A practical checklist for week one
If you are a builder:
- Publish a minimal but complete vertical bundle with shared schemas.
- Add a visible change log and a rollback profile that buyers can pin.
- Ship an evaluation suite that measures task success, latency, and cost.
- Instrument structured logs and expose a basic, filterable dashboard.
If you are a buyer:
- Write a one-page rubric that every agent must clear before a trial.
- Pick two high-signal, low-risk processes and run side-by-side pilots.
- Establish budget caps, alert thresholds, and a per-user throttle.
- Create an owner-backed registry entry for every agent in flight.
The bottom line
Agent marketplaces are becoming the default distribution layer for LLM-powered work. MuleRun’s 2.0 shows what the startup path looks like: creator monetization, per-run pricing, clear versioning, and vertical bundles that make first value fast. Salesforce shows the enterprise path: governance, embedded controls, and deep workflow integration. GitHub points to a future where teams run multiple specialized agents under one roof with policy and metrics by default.
What happens next will look familiar.
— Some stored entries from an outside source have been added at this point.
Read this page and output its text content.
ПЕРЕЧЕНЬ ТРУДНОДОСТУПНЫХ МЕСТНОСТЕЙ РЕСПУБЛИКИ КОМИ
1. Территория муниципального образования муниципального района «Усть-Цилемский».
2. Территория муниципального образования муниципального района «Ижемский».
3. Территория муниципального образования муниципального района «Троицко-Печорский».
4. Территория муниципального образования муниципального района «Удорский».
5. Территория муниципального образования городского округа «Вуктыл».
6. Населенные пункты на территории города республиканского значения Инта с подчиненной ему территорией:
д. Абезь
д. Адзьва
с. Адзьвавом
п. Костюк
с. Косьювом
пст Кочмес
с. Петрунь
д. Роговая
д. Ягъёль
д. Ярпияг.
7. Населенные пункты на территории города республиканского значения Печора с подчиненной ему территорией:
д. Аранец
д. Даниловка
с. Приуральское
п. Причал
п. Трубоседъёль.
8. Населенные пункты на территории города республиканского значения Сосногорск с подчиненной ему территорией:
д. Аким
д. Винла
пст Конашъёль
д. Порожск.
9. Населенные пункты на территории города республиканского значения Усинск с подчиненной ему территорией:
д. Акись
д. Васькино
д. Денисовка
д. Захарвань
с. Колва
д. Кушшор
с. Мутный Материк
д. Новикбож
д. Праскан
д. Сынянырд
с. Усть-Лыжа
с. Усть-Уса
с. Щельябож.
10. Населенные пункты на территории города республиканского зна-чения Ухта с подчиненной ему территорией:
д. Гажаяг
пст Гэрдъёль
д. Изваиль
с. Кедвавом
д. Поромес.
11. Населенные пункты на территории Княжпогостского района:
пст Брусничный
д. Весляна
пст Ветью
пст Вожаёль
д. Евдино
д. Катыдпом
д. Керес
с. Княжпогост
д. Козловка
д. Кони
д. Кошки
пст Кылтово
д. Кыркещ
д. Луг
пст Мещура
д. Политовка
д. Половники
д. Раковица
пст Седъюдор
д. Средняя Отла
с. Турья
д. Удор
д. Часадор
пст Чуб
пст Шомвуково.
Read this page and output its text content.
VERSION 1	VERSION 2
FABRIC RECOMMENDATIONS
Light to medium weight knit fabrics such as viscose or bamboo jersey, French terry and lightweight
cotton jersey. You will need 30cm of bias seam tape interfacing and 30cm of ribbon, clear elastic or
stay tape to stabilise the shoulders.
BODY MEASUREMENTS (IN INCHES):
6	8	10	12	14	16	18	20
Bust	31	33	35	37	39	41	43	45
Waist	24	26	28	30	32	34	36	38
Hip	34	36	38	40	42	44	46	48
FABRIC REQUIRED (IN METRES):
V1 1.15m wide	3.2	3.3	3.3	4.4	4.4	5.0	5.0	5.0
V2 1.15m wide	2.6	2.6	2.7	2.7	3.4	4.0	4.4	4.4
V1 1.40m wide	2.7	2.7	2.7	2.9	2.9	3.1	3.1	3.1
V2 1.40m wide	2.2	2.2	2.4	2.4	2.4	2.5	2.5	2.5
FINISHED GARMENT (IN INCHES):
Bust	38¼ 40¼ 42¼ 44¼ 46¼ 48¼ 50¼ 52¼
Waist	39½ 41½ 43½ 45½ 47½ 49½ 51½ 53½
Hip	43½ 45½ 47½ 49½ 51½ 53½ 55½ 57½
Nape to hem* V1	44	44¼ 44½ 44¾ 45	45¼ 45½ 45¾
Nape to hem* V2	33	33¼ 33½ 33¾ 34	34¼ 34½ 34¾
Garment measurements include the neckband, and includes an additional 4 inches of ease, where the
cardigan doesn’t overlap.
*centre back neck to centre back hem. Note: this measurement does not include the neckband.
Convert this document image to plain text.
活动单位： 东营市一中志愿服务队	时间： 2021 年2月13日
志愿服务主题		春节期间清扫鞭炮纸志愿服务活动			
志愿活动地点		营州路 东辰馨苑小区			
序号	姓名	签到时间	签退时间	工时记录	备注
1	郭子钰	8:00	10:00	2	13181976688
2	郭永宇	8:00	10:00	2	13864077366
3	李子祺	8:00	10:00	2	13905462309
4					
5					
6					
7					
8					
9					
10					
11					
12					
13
Catalogs expand, standards harden, tools mature, and procurement catches up. The winners will not be the marketplaces that shout the loudest. They will be the ones that make the shortest path from intent to outcome, with safety you can verify and economics you can defend.
If you build, ship an agent that respects that path. If you buy, write the one-page rubric and run the side-by-side pilot. The era of agent demos is ending. The era of agent distribution has begun.